Когда папа в последний раз приезжал домой в отпуск, я сказал ему, что, когда вырасту, стану машинистом. Папа любит возиться с машинами и двигателями – со всякими генераторами, с мотоциклами, с автомобилями. И, услышав про машиниста, он обрадовался, я заметил. Папа мне тогда ответил, что паровоз – самая красивая машина, созданная человеком. Хорошо, что нынче днём я оказался в поезде. Потому что у меня никак не шли из головы все мои страхи в убежище и то, что мы увидели наутро: и развалины нашего дома, и как миссис Макинтайр сидит на тротуаре с чётками и плачет по разрушенному дому и разрушенной жизни, и как дедушка стоит на коленях перед Большим Чёрным Джеком. Но мерный стук колёс успокаивал, и меня потихоньку начало клонить в сон.
Мама уже давно умолкла и крепко заснула, свесив голову на грудь, – казалось, что голова у неё вот-вот отвалится. Но спицы она по-прежнему сжимала в руках, и клубок всё так же лежал на коленях. Половина папиного носка уже была готова.

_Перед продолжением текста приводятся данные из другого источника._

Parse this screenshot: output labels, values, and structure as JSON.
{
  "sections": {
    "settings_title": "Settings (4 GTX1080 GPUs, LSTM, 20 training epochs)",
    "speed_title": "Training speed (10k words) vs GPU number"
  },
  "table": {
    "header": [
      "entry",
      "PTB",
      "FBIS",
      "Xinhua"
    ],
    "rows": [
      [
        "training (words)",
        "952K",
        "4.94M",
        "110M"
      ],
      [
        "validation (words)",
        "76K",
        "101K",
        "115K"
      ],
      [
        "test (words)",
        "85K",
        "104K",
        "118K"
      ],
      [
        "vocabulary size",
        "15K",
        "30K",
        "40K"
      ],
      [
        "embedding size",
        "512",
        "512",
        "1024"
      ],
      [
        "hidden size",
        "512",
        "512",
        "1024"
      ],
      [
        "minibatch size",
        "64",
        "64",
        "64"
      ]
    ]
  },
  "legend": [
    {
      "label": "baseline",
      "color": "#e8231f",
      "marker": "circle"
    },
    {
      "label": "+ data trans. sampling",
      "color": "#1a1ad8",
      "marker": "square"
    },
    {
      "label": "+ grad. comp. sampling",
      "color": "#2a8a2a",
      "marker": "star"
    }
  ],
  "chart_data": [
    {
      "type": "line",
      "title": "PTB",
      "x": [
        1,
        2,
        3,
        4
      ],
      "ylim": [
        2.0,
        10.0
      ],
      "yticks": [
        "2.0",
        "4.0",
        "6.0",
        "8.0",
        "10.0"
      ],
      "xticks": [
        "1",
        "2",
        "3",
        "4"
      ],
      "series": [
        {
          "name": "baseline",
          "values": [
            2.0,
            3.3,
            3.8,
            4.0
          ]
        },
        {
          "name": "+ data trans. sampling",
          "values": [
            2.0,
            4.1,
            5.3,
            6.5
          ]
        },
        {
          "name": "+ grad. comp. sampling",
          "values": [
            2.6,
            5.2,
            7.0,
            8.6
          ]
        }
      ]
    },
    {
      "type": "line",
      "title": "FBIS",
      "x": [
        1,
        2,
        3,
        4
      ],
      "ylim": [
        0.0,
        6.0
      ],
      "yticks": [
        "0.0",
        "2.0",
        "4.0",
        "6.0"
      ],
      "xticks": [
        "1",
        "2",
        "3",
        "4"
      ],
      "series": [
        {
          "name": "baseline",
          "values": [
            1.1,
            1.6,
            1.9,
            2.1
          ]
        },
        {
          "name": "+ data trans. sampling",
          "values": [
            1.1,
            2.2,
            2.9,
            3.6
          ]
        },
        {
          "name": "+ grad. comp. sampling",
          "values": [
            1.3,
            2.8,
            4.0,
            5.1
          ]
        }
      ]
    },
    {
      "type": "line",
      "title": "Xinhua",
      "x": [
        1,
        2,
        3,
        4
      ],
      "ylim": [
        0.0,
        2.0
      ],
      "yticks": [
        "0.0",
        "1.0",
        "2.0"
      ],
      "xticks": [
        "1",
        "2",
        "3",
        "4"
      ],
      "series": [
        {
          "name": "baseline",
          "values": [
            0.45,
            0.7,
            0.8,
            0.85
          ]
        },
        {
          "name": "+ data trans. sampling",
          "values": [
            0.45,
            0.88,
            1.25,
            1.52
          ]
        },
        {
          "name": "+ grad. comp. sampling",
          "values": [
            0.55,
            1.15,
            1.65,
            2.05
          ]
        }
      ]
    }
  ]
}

В общем, мы остались один на один с незнакомым дяденькой – хотя, получается, не такой уж он был незнакомый. Он время от времени поглядывал на меня, словно хотел спросить о чём-то, но никак не решался. Наконец он наклонился ко мне и негромко произнёс:
– Это ведь тебя я стащил вниз после налёта, верно, сынок? На Малберри-роуд, да?
Я кивнул.
– Я так и думал, – улыбнулся он. – Мы с тобой парни с Малберри-роуд. Помню, когда я тебя стаскивал, подумал, что очень ты похож на меня десятилетнего. Я тоже как-то в детстве руку сломал – только не на футболе. Свалился с велосипеда. Ты прямо в точности как я. Славно повстречаться с собою прежним. – Тут он покивал и поулыбался. А потом продолжил: – А папа твой где воюет? Куда его командиры отправили?
– В Африку, – ответил я. – В пустыню. Он там за танками следит, чтобы не ломались. А если ломаются, то чинит. Говорит, от песка спасения нет – везде забивается. И ещё жарко очень. И мух целый миллион.

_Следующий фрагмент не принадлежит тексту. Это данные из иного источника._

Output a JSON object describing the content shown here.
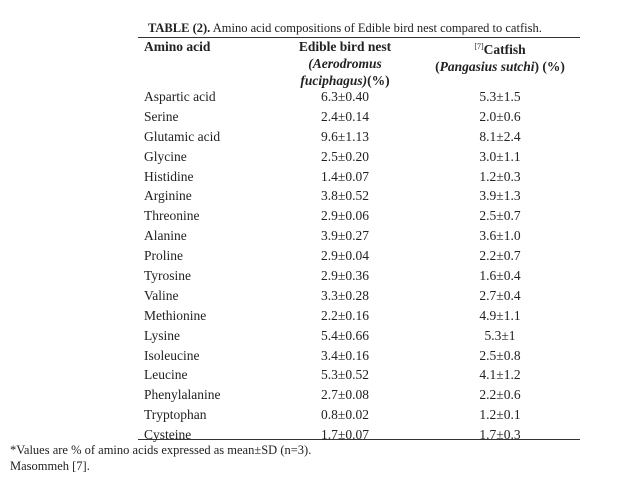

– Вот бы и мне туда, – вздохнул дяденька. – В Южной Африке мне бывать доводилось. Служил там в армии давным-давно. Да и сейчас послужил бы. Мне бы на фронт, сражаться, как твой папа. Но меня ж не пустили. Говорят, куда вам, с вашей-то ногой. – Он потёр колено. – Осколок шрапнели где-то здесь сидит. С той войны ещё. Они мне: да хоть бы и не нога, воевать вы всё равно не годитесь по возрасту. Это я, выходит, старый. В сорок пять-то лет! Смех один. Приходится мне дома штаны просиживать. Гражданская оборона, противопожарная оборона – только для того и гожусь. Ходить и в свисток свистеть, говорить, чтобы шторы задёргивали для затемнения. А я хотел воевать. Я им так и сказал: мне, как никому, на фронт надо. Хочу внести свой вклад, как твой папа. – Губы у него дрожали, а голос срывался. Я даже испугался немножко. – Но они ж разве станут слушать? «Сидите дома, – они мне говорят. – Вы в прошлую войну свой вклад внесли. У вас вон сколько медалей». – Он отвернулся и тряхнул головой. – Медали. Какой в них прок, в этих медалях? Много они понимают. Много они понимают.

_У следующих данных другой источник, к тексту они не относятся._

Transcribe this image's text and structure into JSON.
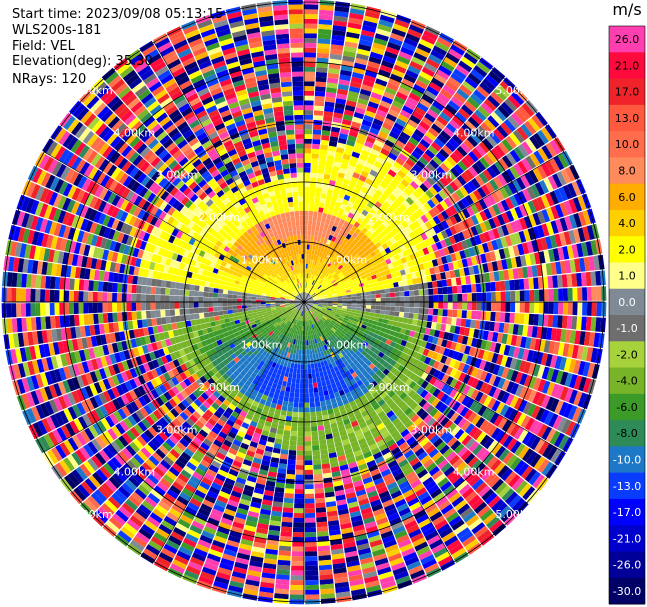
{
  "info": {
    "start_time": "Start time: 2023/09/08 05:13:15",
    "instrument": "WLS200s-181",
    "field": "Field: VEL",
    "elevation": "Elevation(deg): 35.30",
    "nrays": "NRays: 120"
  },
  "colorbar": {
    "unit": "m/s",
    "bins": [
      {
        "label": "26.0",
        "color": "#ff3fb0"
      },
      {
        "label": "21.0",
        "color": "#ff0a3c"
      },
      {
        "label": "17.0",
        "color": "#f0222a"
      },
      {
        "label": "13.0",
        "color": "#ff5a40"
      },
      {
        "label": "10.0",
        "color": "#ff6d4c"
      },
      {
        "label": "8.0",
        "color": "#ff8a5c"
      },
      {
        "label": "6.0",
        "color": "#ffad00"
      },
      {
        "label": "4.0",
        "color": "#ffd000"
      },
      {
        "label": "2.0",
        "color": "#ffff00"
      },
      {
        "label": "1.0",
        "color": "#ffff8a"
      },
      {
        "label": "0.0",
        "color": "#7f8a94"
      },
      {
        "label": "-1.0",
        "color": "#6e6e6e"
      },
      {
        "label": "-2.0",
        "color": "#a6d23c"
      },
      {
        "label": "-4.0",
        "color": "#78b428"
      },
      {
        "label": "-6.0",
        "color": "#3c9a28"
      },
      {
        "label": "-8.0",
        "color": "#2e8b57"
      },
      {
        "label": "-10.0",
        "color": "#1e78c8"
      },
      {
        "label": "-13.0",
        "color": "#0a3cff"
      },
      {
        "label": "-17.0",
        "color": "#0000ff"
      },
      {
        "label": "-21.0",
        "color": "#0000cc"
      },
      {
        "label": "-26.0",
        "color": "#000099"
      },
      {
        "label": "-30.0",
        "color": "#000066"
      }
    ]
  },
  "chart_data": {
    "type": "heatmap",
    "subtype": "radar-ppi",
    "field": "VEL",
    "unit": "m/s",
    "nrays": 120,
    "elevation_deg": 35.3,
    "range_rings": [
      {
        "label": "1.00km",
        "radius_km": 1.0
      },
      {
        "label": "2.00km",
        "radius_km": 2.0
      },
      {
        "label": "3.00km",
        "radius_km": 3.0
      },
      {
        "label": "4.00km",
        "radius_km": 4.0
      },
      {
        "label": "5.00km",
        "radius_km": 5.0
      }
    ],
    "regions": [
      {
        "description_value_ms": 8.0,
        "azimuth_range_deg": [
          290,
          70
        ],
        "range_km": [
          0.3,
          1.5
        ]
      },
      {
        "description_value_ms": 2.0,
        "azimuth_range_deg": [
          270,
          90
        ],
        "range_km": [
          1.2,
          2.5
        ]
      },
      {
        "description_value_ms": -6.0,
        "azimuth_range_deg": [
          100,
          260
        ],
        "range_km": [
          0.3,
          2.0
        ]
      },
      {
        "description_value_ms": -10.0,
        "azimuth_range_deg": [
          150,
          210
        ],
        "range_km": [
          0.5,
          1.3
        ]
      }
    ]
  }
}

Я думал, что теперь он уже выговорился, но, оказалось, что нет – он заговорил снова:
– Понятное дело, я поступил, как мне велели. Выбора-то нет. Но что ты поделаешь, когда бомбы так и летят, дома рушатся, и школы, и больницы, и люди гибнут сотнями. Ребятишки, как ты, и совсем малыши. Мы их десятками вытаскивали из-под завалов мёртвыми. Пользы в том никакой. Нужно сражаться, вот что. Вдарить по немцам из пушек, вышибить их с нашего неба. Чтоб наши самолёты их сбивали. Сотня бомбардировщиков, целый город как ветром сдуло, а я только и мог, что носиться со своим свистком да людей вытаскивать… – И он осёкся, до того, видно, распереживался.